- Thüringen steht vor einem Geheimdienstskandal: Die Bombe von Erfurt
Es dürfte eng werden für den Chef des Verfassungsschutzes in Thüringen: Wenige Jahre nach seinem Amtsantritt soll Stephan Kramer vom Innenministerium eine „gewichtige“ Straftat vorgeworfen worden sein. Konsequenzen blieben aus. Dies war der meistgelesene Cicero-Artikel im Dezember.
Schon seit der Wende ist Thüringen in Sachen Verfassungsschutz (VS) ein besonderes Pflaster. Kritiker werfen der Behörde nicht nur ein eklatantes Versagen in Sachen NSU und beim ersten NPD-Verbotsverfahren vor. „Damals hat der Verfassungsschutz den Nazis doch den Arsch gerettet“, sagt selbst Ministerpräsident Bodo Ramelow. An der Tatsache, dass sich der Verfassungsschutz Thüringens mitunter wie ein Staat im Staate aufspielen darf, scheint sich allerdings bis heute nicht allzu viel geändert zu haben.
Irgendwann fiel zum Beispiel auf, dass der Verfassungsschutz regelmäßig Materialien für Öffentlichkeitsarbeit bei der Heron-Verlagsgesellschaft in Auftrag gab. Die in Rechnung gestellten Kosten waren angesichts der erbrachten Dienstleistungen aber viel zu hoch. Später stellte sich dann heraus, dass der angebliche Geschäftsführer der Heron-Verlagsgesellschaft in Wahrheit gar nicht existierte. Hinter dem Pseudonym „Stephan Seeberg“ steckte der örtliche VS-Chef höchstpersönlich. Der Inlandsgeheimdienst hatte einfach eine Scheinfirma gegründet, um Steuermittel für geheimdienstliche Zwecke waschen zu können – vorbei an Parlament und Öffentlichkeit.

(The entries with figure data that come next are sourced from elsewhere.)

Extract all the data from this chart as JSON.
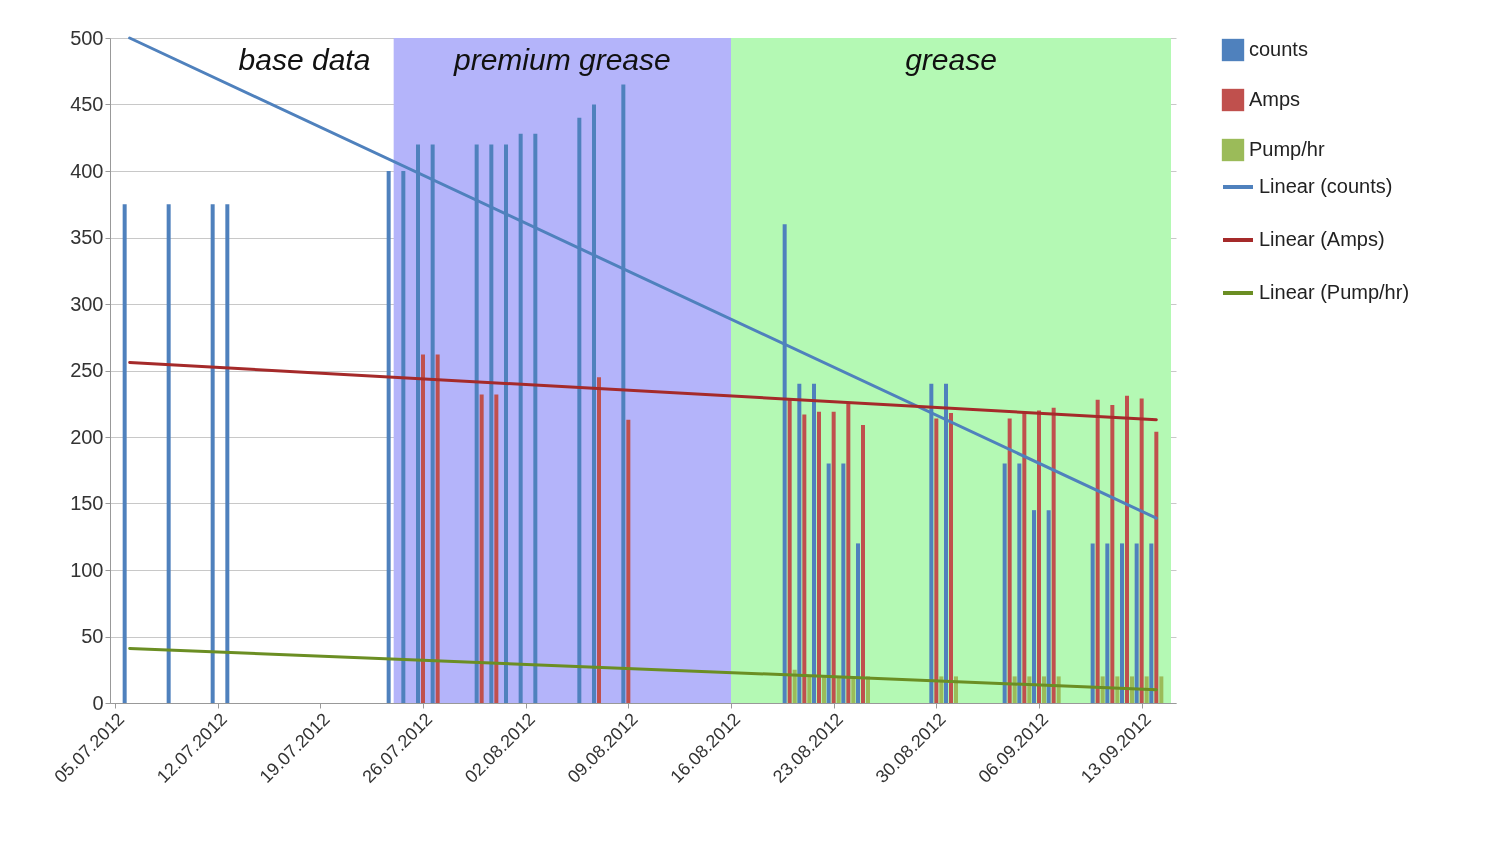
{
  "chart_data": {
    "type": "bar",
    "x": [
      "2012-07-06",
      "2012-07-09",
      "2012-07-12",
      "2012-07-13",
      "2012-07-24",
      "2012-07-25",
      "2012-07-26",
      "2012-07-27",
      "2012-07-30",
      "2012-07-31",
      "2012-08-01",
      "2012-08-02",
      "2012-08-03",
      "2012-08-06",
      "2012-08-07",
      "2012-08-09",
      "2012-08-20",
      "2012-08-21",
      "2012-08-22",
      "2012-08-23",
      "2012-08-24",
      "2012-08-25",
      "2012-08-30",
      "2012-08-31",
      "2012-09-04",
      "2012-09-05",
      "2012-09-06",
      "2012-09-07",
      "2012-09-10",
      "2012-09-11",
      "2012-09-12",
      "2012-09-13",
      "2012-09-14"
    ],
    "series": [
      {
        "name": "counts",
        "color": "#4f81bd",
        "values": [
          375,
          375,
          375,
          375,
          400,
          400,
          420,
          420,
          420,
          420,
          420,
          428,
          428,
          440,
          450,
          465,
          360,
          240,
          240,
          180,
          180,
          120,
          240,
          240,
          180,
          180,
          145,
          145,
          120,
          120,
          120,
          120,
          120
        ]
      },
      {
        "name": "Amps",
        "color": "#c0504d",
        "values": [
          null,
          null,
          null,
          null,
          null,
          null,
          262,
          262,
          232,
          232,
          null,
          null,
          null,
          null,
          245,
          213,
          228,
          217,
          219,
          219,
          225,
          209,
          214,
          218,
          214,
          219,
          220,
          222,
          228,
          224,
          231,
          229,
          204
        ]
      },
      {
        "name": "Pump/hr",
        "color": "#9bbb59",
        "values": [
          null,
          null,
          null,
          null,
          null,
          null,
          null,
          null,
          null,
          null,
          null,
          null,
          null,
          null,
          null,
          null,
          25,
          20,
          20,
          20,
          20,
          20,
          20,
          20,
          20,
          20,
          20,
          20,
          20,
          20,
          20,
          20,
          20
        ]
      },
      {
        "name": "Linear (counts)",
        "type": "line",
        "color": "#4f81bd",
        "x": [
          "2012-07-06",
          "2012-09-14"
        ],
        "values": [
          500,
          139
        ]
      },
      {
        "name": "Linear (Amps)",
        "type": "line",
        "color": "#a52a2a",
        "x": [
          "2012-07-06",
          "2012-09-14"
        ],
        "values": [
          256,
          213
        ]
      },
      {
        "name": "Linear (Pump/hr)",
        "type": "line",
        "color": "#6b8e23",
        "x": [
          "2012-07-06",
          "2012-09-14"
        ],
        "values": [
          41,
          10
        ]
      }
    ],
    "xlim": [
      "2012-07-05",
      "2012-09-15"
    ],
    "xticks": [
      {
        "value": "2012-07-05",
        "label": "05.07.2012"
      },
      {
        "value": "2012-07-12",
        "label": "12.07.2012"
      },
      {
        "value": "2012-07-19",
        "label": "19.07.2012"
      },
      {
        "value": "2012-07-26",
        "label": "26.07.2012"
      },
      {
        "value": "2012-08-02",
        "label": "02.08.2012"
      },
      {
        "value": "2012-08-09",
        "label": "09.08.2012"
      },
      {
        "value": "2012-08-16",
        "label": "16.08.2012"
      },
      {
        "value": "2012-08-23",
        "label": "23.08.2012"
      },
      {
        "value": "2012-08-30",
        "label": "30.08.2012"
      },
      {
        "value": "2012-09-06",
        "label": "06.09.2012"
      },
      {
        "value": "2012-09-13",
        "label": "13.09.2012"
      }
    ],
    "ylim": [
      0,
      500
    ],
    "yticks": [
      0,
      50,
      100,
      150,
      200,
      250,
      300,
      350,
      400,
      450,
      500
    ],
    "grid": "y",
    "legend": "right",
    "bands": [
      {
        "axis": "x",
        "from": "2012-07-24",
        "to": "2012-08-16",
        "label": "premium grease",
        "color": "#b4b4fa"
      },
      {
        "axis": "x",
        "from": "2012-08-16",
        "to": "2012-09-15",
        "label": "grease",
        "color": "#b4f9b4"
      }
    ],
    "annotations": [
      "base data"
    ]
  }
}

Ganz so geht es heute in Thüringen wahrscheinlich nicht mehr zu. Aber was das Nachrichtenportal Apollo News herausgefunden haben will, erinnert trotzdem an diese Episoden aus dunklen Zeiten. Die Journalisten haben ein regelrechtes Scheunentor für interne Informationen und geheime Dokumente geöffnet. Schon das ist eine regelrechte Katastrophe für die Verfassungsschützer und den Staat. Cicero hatte Gelegenheit, einen relevanten Teil dieser geheimen Unterlagen zu sichten.

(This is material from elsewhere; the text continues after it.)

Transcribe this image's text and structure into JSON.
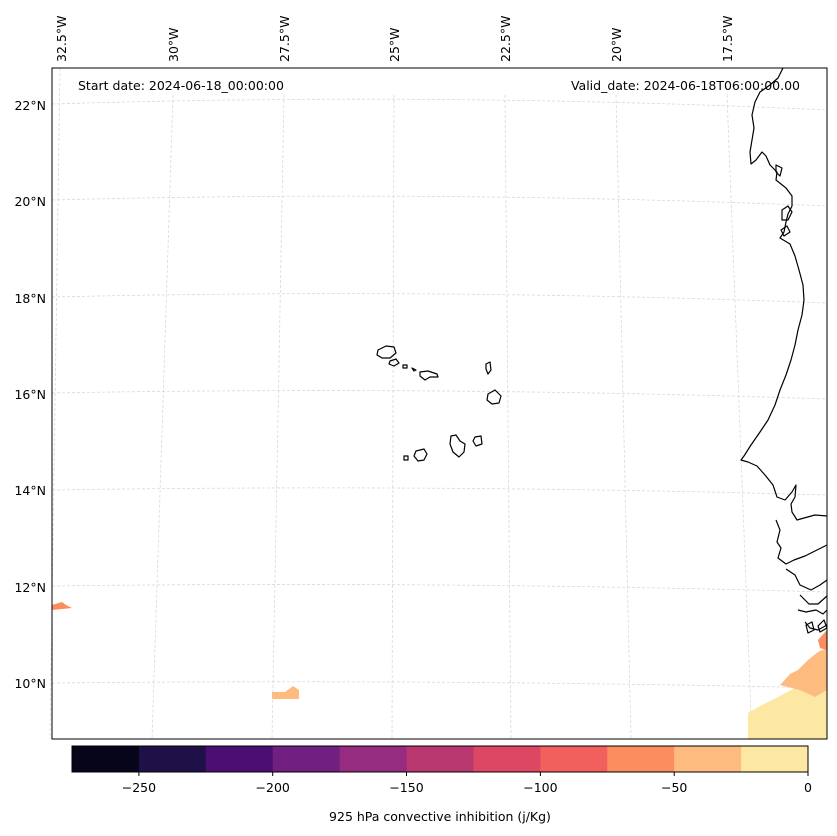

Kein Jurist, sondern Sozialpädagoge
Im Kern geht es um drei Vorwürfe gegen den aktuellen VS-Chef Stephan Kramer. Im Vordergrund steht dabei aber nicht einmal die Frage, dass gemäß Gesetz eigentlich ein Jurist mit universitärem Zeugnis und Befähigung zum Richteramt die Behörde leiten soll. Kramer hingegen ist Sozialpädagoge mit Fachhochschul-Abschluss. Dass er seinerzeit dennoch auf den Chefposten des örtlichen Inlandsgeheimdienstes berufen wurde, kann man ihm selbst nicht vorwerfen; dafür sind jene verantwortlich, die ihn trotzdem ausgewählt haben. Als Kramer 2015 ins Amt kam, hießen der zuständige Innenminister Holger Poppenhäger (SPD) und der Ministerpräsident Bodo Ramelow (Die Linke).

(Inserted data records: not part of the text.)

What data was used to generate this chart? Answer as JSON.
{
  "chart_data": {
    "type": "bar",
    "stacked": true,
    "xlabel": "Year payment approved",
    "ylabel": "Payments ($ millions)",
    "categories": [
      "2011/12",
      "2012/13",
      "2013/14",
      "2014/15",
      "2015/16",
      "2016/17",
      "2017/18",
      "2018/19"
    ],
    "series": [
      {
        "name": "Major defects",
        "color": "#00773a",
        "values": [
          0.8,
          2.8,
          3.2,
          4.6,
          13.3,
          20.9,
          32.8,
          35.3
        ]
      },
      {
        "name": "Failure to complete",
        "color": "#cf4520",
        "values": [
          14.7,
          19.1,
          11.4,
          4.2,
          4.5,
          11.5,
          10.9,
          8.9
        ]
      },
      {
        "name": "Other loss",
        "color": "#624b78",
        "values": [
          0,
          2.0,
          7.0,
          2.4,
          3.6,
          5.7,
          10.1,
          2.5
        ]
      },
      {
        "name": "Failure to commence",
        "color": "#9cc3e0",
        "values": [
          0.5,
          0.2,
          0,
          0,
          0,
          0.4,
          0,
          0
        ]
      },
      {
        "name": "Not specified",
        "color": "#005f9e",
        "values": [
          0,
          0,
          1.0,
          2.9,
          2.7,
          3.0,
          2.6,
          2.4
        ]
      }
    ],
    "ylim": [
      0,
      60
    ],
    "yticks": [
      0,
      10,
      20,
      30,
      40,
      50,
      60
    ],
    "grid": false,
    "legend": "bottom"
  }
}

Kramer soll seine Behörde mit resoluter Hand führen. Das muss nichts Schlechtes sein. Apollo News will aber erfahren haben, dass das vor allem eines meint: dass Kramer die Arbeit der Behörde in eine ihm politisch genehme Richtung lenke. Wer sich dem verweigere, könne Schwierigkeiten bekommen. Einem Mitarbeiter soll Kramer sogar mit körperlicher Gewalt gedroht haben. Dieser Vorwurf ist weit mehr als eine bloße Lappalie.
„Kampf gegen rechts“
Besonderer Schwerpunkt in Kramers Arbeit ist seit jeher der „Kampf gegen rechts“. Damit hat er sich über Jahre hinweg bundesweit einen Namen gemacht. Er gehörte unter den Verfassungsschützern zu den Vorreitern einer verschärften Gangart gegenüber der AfD. Das betrifft die Einstufung der Rechtspartei als Prüf- und Verdachtsfall ebenso wie die Feststellung des „gesicherten Extremismus“. Manchmal ist Kramer allerdings etwas übereifrig. Als er einst öffentlich den „Prüffall AfD“ verkündete, hagelte es eine Klage der AfD, die der Verfassungsschutz prompt verlor. Was Kramer damals getan hatte, war also verfassungswidrig und damit ein Rechtsbruch gewesen. Das Verwaltungsgericht Weimar pfiff ihn im Jahre 2021 denn auch zurück. Und das, obwohl seine eigenen Mitarbeiter ihm nach Aktenlage „von der öffentlichkeitswirksamen Verkündung eines Prüffalles abgeraten“ hatten.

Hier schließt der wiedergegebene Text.